Monday, January 11, 2010

Plan can grow green market, create jobs

Submit your comment Some 114 000 green jobs could be created in two years if the government's intention to incentivise green industries is successful.

With almost 1 million jobs shed across the economy last year, incentives for investment in industries that are designed to mitigate the effects of climate change in order to create a large number of green jobs is one of the government's responses. A focus on green jobs is part of the new industrial policy plan that is due to go to the cabinet lekgotla this month.

Sputnik Ratau, the spokesman for the Minister of Water and Environmental Affairs, said last week that the job potential for such a programme was still being refined and would depend on the economic recovery and other new and existing job creation programmes.

A study of the environmental goods and services industry in South Africa estimated that the potential market size by 2013 was between R55 billion and R69bn and the potential number of jobs was 114 000.
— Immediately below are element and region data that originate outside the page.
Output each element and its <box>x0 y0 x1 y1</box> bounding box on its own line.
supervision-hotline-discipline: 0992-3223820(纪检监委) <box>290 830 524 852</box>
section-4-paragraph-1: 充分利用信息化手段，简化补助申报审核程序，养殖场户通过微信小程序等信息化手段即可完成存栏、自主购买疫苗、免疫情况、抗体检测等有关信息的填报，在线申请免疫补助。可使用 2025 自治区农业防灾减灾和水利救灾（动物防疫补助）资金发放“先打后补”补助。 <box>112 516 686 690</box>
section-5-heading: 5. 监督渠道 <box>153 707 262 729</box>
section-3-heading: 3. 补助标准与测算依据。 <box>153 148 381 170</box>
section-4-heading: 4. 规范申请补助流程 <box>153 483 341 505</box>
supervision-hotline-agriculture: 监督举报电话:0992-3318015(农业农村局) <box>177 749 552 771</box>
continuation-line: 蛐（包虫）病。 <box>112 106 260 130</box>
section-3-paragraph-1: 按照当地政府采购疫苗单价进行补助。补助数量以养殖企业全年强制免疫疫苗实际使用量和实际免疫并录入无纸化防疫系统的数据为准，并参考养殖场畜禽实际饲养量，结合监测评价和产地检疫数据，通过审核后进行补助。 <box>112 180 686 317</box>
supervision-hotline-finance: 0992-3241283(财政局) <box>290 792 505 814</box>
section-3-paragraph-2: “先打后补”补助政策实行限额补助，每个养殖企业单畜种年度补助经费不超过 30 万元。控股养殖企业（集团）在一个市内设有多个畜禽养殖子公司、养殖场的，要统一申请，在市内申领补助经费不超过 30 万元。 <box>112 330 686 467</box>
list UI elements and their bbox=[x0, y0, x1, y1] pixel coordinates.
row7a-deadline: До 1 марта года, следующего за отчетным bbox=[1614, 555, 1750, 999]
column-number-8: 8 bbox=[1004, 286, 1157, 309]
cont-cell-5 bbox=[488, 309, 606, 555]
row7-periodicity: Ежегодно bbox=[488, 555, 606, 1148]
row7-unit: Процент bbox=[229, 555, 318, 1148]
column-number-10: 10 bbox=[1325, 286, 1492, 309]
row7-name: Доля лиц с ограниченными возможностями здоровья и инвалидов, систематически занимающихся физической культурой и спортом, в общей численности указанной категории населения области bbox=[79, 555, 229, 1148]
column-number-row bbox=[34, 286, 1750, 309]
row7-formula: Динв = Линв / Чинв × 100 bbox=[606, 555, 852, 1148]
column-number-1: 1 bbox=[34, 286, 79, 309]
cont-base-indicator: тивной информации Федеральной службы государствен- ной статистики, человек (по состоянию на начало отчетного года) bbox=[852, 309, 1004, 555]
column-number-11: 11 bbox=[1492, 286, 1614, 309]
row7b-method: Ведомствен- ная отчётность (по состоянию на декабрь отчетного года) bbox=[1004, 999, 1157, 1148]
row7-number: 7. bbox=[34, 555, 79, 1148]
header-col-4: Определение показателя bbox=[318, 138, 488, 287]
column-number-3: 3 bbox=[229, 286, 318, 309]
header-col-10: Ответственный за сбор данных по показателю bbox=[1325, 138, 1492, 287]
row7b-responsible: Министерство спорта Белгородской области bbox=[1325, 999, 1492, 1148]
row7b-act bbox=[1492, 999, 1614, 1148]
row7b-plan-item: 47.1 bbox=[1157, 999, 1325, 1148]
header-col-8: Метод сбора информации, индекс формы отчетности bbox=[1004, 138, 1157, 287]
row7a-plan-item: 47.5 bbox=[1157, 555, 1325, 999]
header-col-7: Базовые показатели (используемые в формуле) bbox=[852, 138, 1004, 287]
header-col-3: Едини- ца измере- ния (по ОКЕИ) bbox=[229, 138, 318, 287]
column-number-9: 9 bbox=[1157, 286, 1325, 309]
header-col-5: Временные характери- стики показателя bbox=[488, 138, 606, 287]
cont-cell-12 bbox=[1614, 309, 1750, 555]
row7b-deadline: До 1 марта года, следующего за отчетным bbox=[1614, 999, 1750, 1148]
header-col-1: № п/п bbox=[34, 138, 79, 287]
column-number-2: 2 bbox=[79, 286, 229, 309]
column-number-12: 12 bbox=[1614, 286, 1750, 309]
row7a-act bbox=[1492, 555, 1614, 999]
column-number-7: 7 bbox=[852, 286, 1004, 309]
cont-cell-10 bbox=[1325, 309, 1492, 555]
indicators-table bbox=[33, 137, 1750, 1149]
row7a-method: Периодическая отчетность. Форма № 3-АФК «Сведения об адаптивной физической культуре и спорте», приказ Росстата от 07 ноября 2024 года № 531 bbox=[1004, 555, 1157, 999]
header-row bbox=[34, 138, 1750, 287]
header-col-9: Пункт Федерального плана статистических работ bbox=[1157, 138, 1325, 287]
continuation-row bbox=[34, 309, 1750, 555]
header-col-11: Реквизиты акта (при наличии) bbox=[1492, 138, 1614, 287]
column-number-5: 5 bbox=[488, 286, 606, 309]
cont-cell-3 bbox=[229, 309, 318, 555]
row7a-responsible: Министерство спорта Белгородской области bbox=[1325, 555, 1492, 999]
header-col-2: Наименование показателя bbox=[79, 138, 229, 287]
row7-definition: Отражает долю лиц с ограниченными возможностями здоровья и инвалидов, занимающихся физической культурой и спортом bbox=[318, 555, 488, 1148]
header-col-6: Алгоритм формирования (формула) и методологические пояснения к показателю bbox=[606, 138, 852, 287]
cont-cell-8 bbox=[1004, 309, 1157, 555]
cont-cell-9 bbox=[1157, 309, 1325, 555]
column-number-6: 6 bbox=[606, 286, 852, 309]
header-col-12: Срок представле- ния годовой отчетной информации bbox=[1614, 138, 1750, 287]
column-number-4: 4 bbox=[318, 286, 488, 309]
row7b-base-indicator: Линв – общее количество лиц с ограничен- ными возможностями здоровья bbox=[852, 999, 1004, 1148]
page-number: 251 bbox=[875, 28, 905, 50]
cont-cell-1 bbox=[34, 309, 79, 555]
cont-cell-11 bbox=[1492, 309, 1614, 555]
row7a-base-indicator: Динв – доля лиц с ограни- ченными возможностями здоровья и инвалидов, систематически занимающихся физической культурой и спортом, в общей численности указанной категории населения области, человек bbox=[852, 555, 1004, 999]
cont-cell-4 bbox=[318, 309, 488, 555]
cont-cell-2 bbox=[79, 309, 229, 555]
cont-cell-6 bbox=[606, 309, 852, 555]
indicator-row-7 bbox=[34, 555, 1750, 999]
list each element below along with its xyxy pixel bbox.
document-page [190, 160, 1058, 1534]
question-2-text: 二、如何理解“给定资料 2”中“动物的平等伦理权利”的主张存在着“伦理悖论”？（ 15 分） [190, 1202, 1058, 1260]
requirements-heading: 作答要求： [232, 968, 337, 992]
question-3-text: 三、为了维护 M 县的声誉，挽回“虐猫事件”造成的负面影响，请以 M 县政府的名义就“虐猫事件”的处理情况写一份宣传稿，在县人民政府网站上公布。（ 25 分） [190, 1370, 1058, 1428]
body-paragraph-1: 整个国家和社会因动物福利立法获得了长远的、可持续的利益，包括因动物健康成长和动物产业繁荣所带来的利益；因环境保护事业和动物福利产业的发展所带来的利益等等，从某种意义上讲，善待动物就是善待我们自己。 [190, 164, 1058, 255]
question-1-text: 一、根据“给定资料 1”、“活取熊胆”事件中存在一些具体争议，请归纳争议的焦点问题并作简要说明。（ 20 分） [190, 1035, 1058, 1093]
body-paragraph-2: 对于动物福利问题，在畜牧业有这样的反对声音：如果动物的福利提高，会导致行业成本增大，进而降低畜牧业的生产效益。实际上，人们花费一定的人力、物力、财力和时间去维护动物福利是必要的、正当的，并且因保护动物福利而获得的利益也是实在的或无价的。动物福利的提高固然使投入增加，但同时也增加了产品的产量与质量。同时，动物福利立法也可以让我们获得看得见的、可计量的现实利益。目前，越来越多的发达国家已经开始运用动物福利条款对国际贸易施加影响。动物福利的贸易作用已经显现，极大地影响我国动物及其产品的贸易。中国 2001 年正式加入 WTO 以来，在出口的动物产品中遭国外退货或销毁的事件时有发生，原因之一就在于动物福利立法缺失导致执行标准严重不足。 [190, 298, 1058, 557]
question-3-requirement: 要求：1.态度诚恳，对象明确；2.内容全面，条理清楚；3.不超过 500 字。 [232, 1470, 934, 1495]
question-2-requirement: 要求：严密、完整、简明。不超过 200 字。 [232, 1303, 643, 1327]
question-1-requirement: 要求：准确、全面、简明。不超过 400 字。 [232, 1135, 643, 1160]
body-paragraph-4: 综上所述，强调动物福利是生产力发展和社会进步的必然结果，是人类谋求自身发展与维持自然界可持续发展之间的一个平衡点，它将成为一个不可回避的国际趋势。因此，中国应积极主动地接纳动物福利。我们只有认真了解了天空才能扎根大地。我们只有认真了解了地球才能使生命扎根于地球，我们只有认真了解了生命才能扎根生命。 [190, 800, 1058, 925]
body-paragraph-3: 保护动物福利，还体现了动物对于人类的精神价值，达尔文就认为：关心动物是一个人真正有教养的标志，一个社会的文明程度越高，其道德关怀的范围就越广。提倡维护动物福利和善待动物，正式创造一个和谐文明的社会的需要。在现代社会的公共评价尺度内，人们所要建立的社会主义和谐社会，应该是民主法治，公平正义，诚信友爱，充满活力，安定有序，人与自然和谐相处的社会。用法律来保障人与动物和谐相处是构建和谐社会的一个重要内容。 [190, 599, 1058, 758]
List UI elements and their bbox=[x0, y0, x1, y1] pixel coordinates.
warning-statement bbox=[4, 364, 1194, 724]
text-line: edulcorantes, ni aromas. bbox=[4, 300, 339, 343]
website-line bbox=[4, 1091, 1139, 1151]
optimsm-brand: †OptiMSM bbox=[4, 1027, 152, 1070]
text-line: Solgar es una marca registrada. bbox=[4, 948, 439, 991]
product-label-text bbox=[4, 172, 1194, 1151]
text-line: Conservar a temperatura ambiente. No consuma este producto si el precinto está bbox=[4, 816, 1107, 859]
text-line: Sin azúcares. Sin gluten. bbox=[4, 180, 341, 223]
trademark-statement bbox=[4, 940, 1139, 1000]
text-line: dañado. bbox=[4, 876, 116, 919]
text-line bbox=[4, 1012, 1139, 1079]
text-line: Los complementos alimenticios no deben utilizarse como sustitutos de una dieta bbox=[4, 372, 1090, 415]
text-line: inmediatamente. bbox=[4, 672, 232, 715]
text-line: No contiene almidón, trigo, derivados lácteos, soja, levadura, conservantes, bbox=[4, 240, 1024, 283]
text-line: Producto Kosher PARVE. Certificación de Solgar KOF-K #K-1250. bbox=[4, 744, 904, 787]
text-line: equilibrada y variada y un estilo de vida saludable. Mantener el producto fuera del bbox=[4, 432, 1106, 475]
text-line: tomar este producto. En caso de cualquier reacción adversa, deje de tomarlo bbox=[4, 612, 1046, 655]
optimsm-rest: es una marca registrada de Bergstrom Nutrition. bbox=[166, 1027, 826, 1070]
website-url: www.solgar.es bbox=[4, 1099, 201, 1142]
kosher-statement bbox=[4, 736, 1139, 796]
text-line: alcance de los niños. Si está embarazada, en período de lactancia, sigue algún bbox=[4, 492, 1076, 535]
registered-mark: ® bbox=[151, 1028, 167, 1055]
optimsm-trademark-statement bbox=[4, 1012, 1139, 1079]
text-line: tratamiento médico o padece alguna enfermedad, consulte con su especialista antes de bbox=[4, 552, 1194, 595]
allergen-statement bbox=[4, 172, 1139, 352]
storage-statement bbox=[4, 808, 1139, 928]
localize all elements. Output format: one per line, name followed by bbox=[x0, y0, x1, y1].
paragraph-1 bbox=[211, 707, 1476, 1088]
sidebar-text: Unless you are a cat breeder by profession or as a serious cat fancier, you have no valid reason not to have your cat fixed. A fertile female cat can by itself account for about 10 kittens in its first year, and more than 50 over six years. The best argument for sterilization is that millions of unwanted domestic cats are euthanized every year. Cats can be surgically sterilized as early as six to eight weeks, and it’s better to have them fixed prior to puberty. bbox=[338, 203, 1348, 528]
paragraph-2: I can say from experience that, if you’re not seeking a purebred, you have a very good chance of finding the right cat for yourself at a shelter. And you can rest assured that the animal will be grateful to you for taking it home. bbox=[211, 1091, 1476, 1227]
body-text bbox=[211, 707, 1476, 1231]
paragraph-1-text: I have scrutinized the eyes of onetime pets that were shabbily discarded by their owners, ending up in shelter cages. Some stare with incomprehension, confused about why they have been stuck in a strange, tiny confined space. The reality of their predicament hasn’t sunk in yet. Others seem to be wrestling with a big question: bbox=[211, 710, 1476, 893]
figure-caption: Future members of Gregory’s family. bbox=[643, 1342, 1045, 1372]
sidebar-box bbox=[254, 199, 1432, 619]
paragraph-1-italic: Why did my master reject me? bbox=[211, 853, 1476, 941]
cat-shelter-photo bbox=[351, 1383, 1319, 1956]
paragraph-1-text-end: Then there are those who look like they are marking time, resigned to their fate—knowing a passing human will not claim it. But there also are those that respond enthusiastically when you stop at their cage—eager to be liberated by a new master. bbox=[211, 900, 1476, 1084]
Existing incentives include the renewable energy feed-in tariff, under the National Energy Regulator of SA, that provides price incentives for the development of power projects that use renewable energy. The Department of Environmental Affairs recently announced a $500 million (R3.7bn) allocation from the Clean Technology Fund, for which an implementation plan is being developed.

Ratau said tax incentives for cleaner production technologies were also being considered. "The introduction of environmental fiscal incentives still requires a significant amount of work to determine its feasibility," he said.

Areas of focus that the government is considering include initiatives to encourage green buildings, greener transport options such as electric vehicles and bus rapid transit, and energy supply, including grid-connected solar power.

The green jobs proposal was still subject to internal government discussion, Ratau said, adding: "We are working towards a deadline of April 2010 where a proposal will be released for public engagement."

Sipha Ndawonde, an analyst at Frost & Sullivan, said the number of new jobs would depend on how the available funding was used, either for large-scale projects like the concentrated solar power plant or for smaller projects, such as the installation of solar water heaters by small businesses and the local manufacture of green technology.

Green jobs require specialist skills and therefore a lot of training will be needed. The challenge for the government is that creating green jobs is not just about policy but also about implementation.

The solar industry could be the launchpad for the strategy. Saliem Fakir, an independent analyst, said on Friday there were "fantastic opportunities to make some quick wins".

The biggest opportunity was solar energy, with the planned roll-out of 1 million solar water heaters to households and in the longer term concentrated solar power plants, both of which could create industrial capacity and thousands of jobs, he said.

Fakir said there was a genuine intent from the government, but the problems lay in a lack of co-ordination across different departments and in implementation.

The challenge for solar water heaters was the cost and the scale of manufacturing required. "Government has not thought through the supply side and how to create demand." He said if South Africa wanted to create green industries it had to start with local demand.

Eskom's solar water heater initiative has not yielded spectacular results, with only about 2 360 such geysers installed since the programme was launched two years ago. Existing solar geyser manufacturers do not have the capacity to produce on a large scale, which means until this is addressed, imports have to plug the gap.

Fakir said to ensure sufficient supply government could, through a tender process, subsidise selected companies to set up or expand manufacturing facilities. To generate demand, access to preferential finance - similar to the finance the government made available in the 1970s to spur demand for television sets - could provide households with the means to install such heaters.

But Fakir warned against developing a bureaucracy around solar water heaters. The market for standard electrical geysers, of which 400 000 units or more are installed a year, has no state involvement and functions smoothly.

Fakir said the state would, however, have to be involved in the development of any concentrated solar power plant.